Par ailleurs, certaines offres des prêteurs ne seront possibles que s'il y a mise à disposition d'une trésorerie supplémentaire.

Les taux de crédits

Les taux de crédit proposé lors d'un rachat peuvent varier de 1 point à plus de 3 points en plus d'un taux de référence, selon votre profil d'emprunteur. Par exemple, pour un crédit révisable indexé sur un Euribor 3 mois à 5%, le taux client pourra être de 6% à plus de 8%. Bien entendu, il est toujours plus prudent de choisir une offre à taux fixe mais la fixation des taux suivra la même méthode.
Le taux dépendra aussi de la durée de remboursement. Celui-ci est fixé par tranche de durée. Par exemple, entre 1 et 10 ans : 6% ; entre 11 et 15 ans : 6,20%... Il est alors plus intéressant de prendre une durée de 10 ans que de 11 ans.

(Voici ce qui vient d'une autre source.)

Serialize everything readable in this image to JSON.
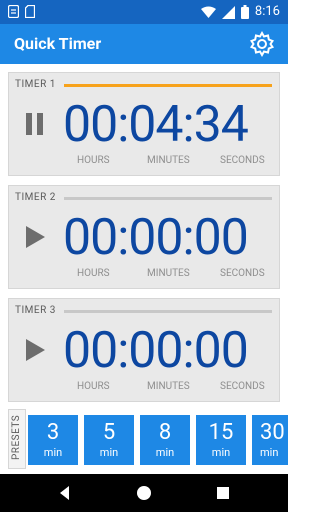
{
  "status_bar": {
    "time": "8:16",
    "icons": [
      "notification-icon",
      "sd-card-icon",
      "wifi-icon",
      "signal-icon",
      "battery-icon"
    ]
  },
  "app_bar": {
    "title": "Quick Timer",
    "settings_icon": "gear-icon"
  },
  "timers": [
    {
      "label": "TIMER 1",
      "time": "00:04:34",
      "hours_label": "HOURS",
      "minutes_label": "MINUTES",
      "seconds_label": "SECONDS",
      "state": "running",
      "control_icon": "pause-icon",
      "progress": 1.0,
      "progress_color": "#f7a21b"
    },
    {
      "label": "TIMER 2",
      "time": "00:00:00",
      "hours_label": "HOURS",
      "minutes_label": "MINUTES",
      "seconds_label": "SECONDS",
      "state": "stopped",
      "control_icon": "play-icon",
      "progress": 0.0
    },
    {
      "label": "TIMER 3",
      "time": "00:00:00",
      "hours_label": "HOURS",
      "minutes_label": "MINUTES",
      "seconds_label": "SECONDS",
      "state": "stopped",
      "control_icon": "play-icon",
      "progress": 0.0
    }
  ],
  "presets": {
    "label": "PRESETS",
    "items": [
      {
        "value": "3",
        "unit": "min"
      },
      {
        "value": "5",
        "unit": "min"
      },
      {
        "value": "8",
        "unit": "min"
      },
      {
        "value": "15",
        "unit": "min"
      },
      {
        "value": "30",
        "unit": "min"
      }
    ]
  },
  "nav_bar": {
    "icons": [
      "back-icon",
      "home-icon",
      "recents-icon"
    ]
  },
  "colors": {
    "status_bar": "#1565c0",
    "app_bar": "#1e88e5",
    "digits": "#0d47a1",
    "preset_button": "#1e88e5",
    "card_background": "#e9e9e9",
    "progress_active": "#f7a21b"
  }
}
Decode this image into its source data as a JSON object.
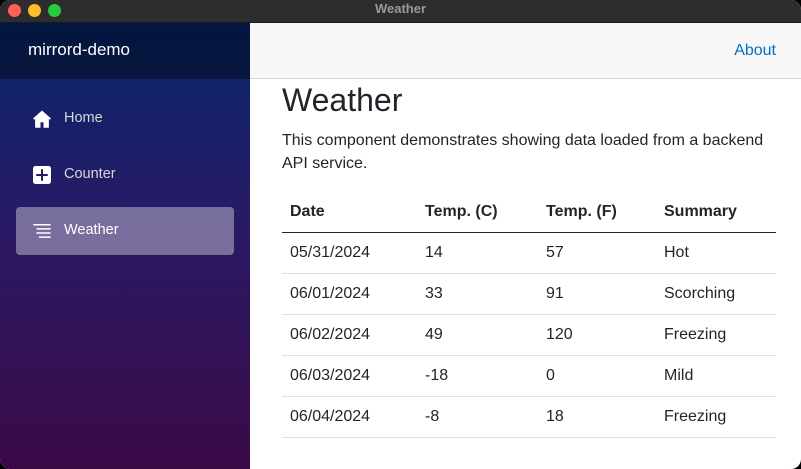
{
  "window": {
    "title": "Weather"
  },
  "sidebar": {
    "brand": "mirrord-demo",
    "items": [
      {
        "label": "Home",
        "icon": "house-icon",
        "active": false
      },
      {
        "label": "Counter",
        "icon": "plus-square-icon",
        "active": false
      },
      {
        "label": "Weather",
        "icon": "list-icon",
        "active": true
      }
    ]
  },
  "top_row": {
    "about_label": "About"
  },
  "page": {
    "title": "Weather",
    "description": "This component demonstrates showing data loaded from a backend API service."
  },
  "table": {
    "headers": [
      "Date",
      "Temp. (C)",
      "Temp. (F)",
      "Summary"
    ],
    "rows": [
      [
        "05/31/2024",
        "14",
        "57",
        "Hot"
      ],
      [
        "06/01/2024",
        "33",
        "91",
        "Scorching"
      ],
      [
        "06/02/2024",
        "49",
        "120",
        "Freezing"
      ],
      [
        "06/03/2024",
        "-18",
        "0",
        "Mild"
      ],
      [
        "06/04/2024",
        "-8",
        "18",
        "Freezing"
      ]
    ]
  },
  "colors": {
    "link": "#0071c1",
    "sidebar_top": "#05276b",
    "sidebar_bottom": "#3a0a47",
    "traffic_close": "#fe5f57",
    "traffic_minimize": "#febc2e",
    "traffic_maximize": "#28c840"
  }
}
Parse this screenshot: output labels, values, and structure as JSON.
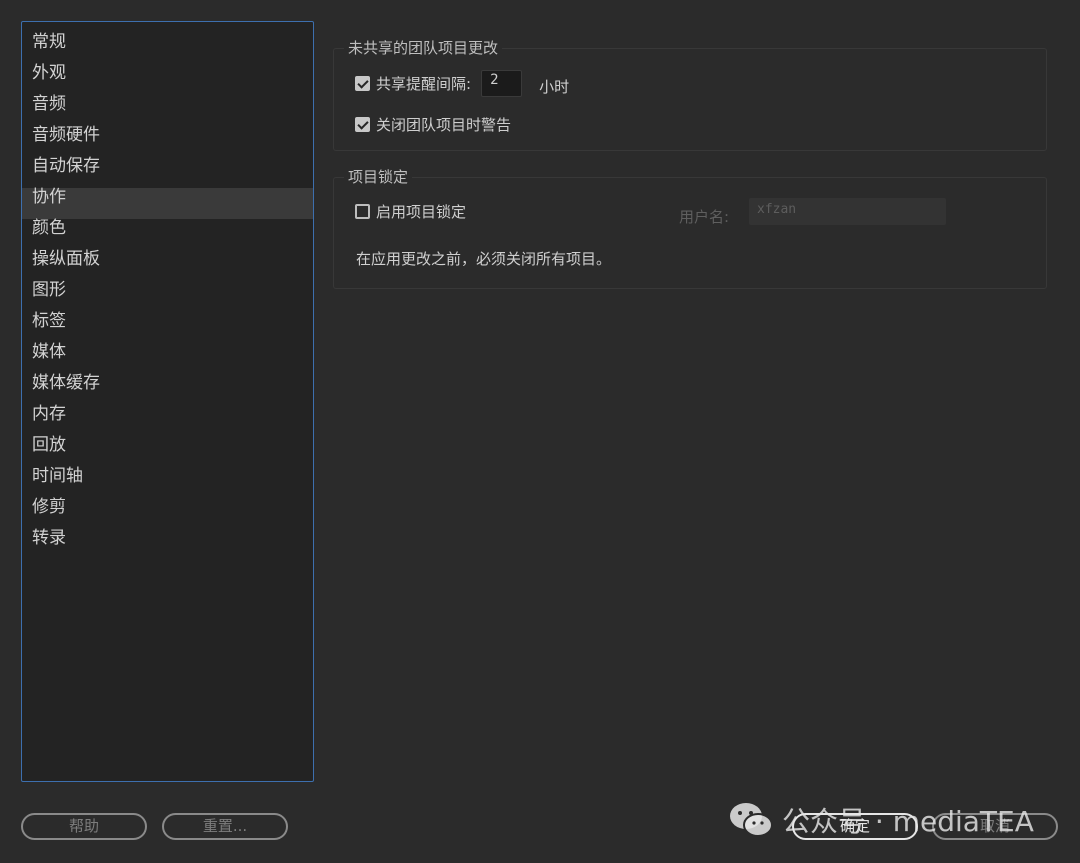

Les alternatives au rachat de crédits

Sans préjuger d'accidents de la vie qui auraient provoqué une situation d'endettement importante, faire diminuer trop fortement ses mensualités quand il n'y a pas eu de baisse de revenu est certainement une solution dangereuse.
C'est dangereux, car cela donne l'impression d'un désendettement dans le budget mensuel alors que toute la charge des remboursements est reportée dans le futur. Dangereux encore, car ces liquidités supplémentaires peuvent laisser croire que l'on peut de nouveau souscrire de nouveaux emprunts.
Les alternatives aux rachats de crédits, c'est d'abord une gestion plus prudente et moins dépensière de son argent. C'est aussi votre banque habituelle car il est plus malin d'avoir un seul prêt bancaire à la consommation que plusieurs crédits avec des cartes de magasin. C'est aussi de faire des remboursements anticipés pour rembourser les crédits en cours en cas de rentrée d'argent.
Pour reprendre notre exemple du début. Il y a peut-être d'autres solutions à négocier avec la banque sur le prêt personnel :
  • la durée restante des 3 ans peut-elle être portée à 4 ou 5 ans, ce qui réduirait la mensualité de 680 euros à 526 euros ou 433 euros. Une réduction de 250 euros mensuels qui permettrait d'attendre 20 mois le remboursement du crédit revolving (renouvelable) et de souffler un peu.
  • l'encours du crédit peut-il être augmenté pour rembourser le crédit revolving ? Ce qui reviendrait à faire un seul crédit comme pour le rachat de crédit.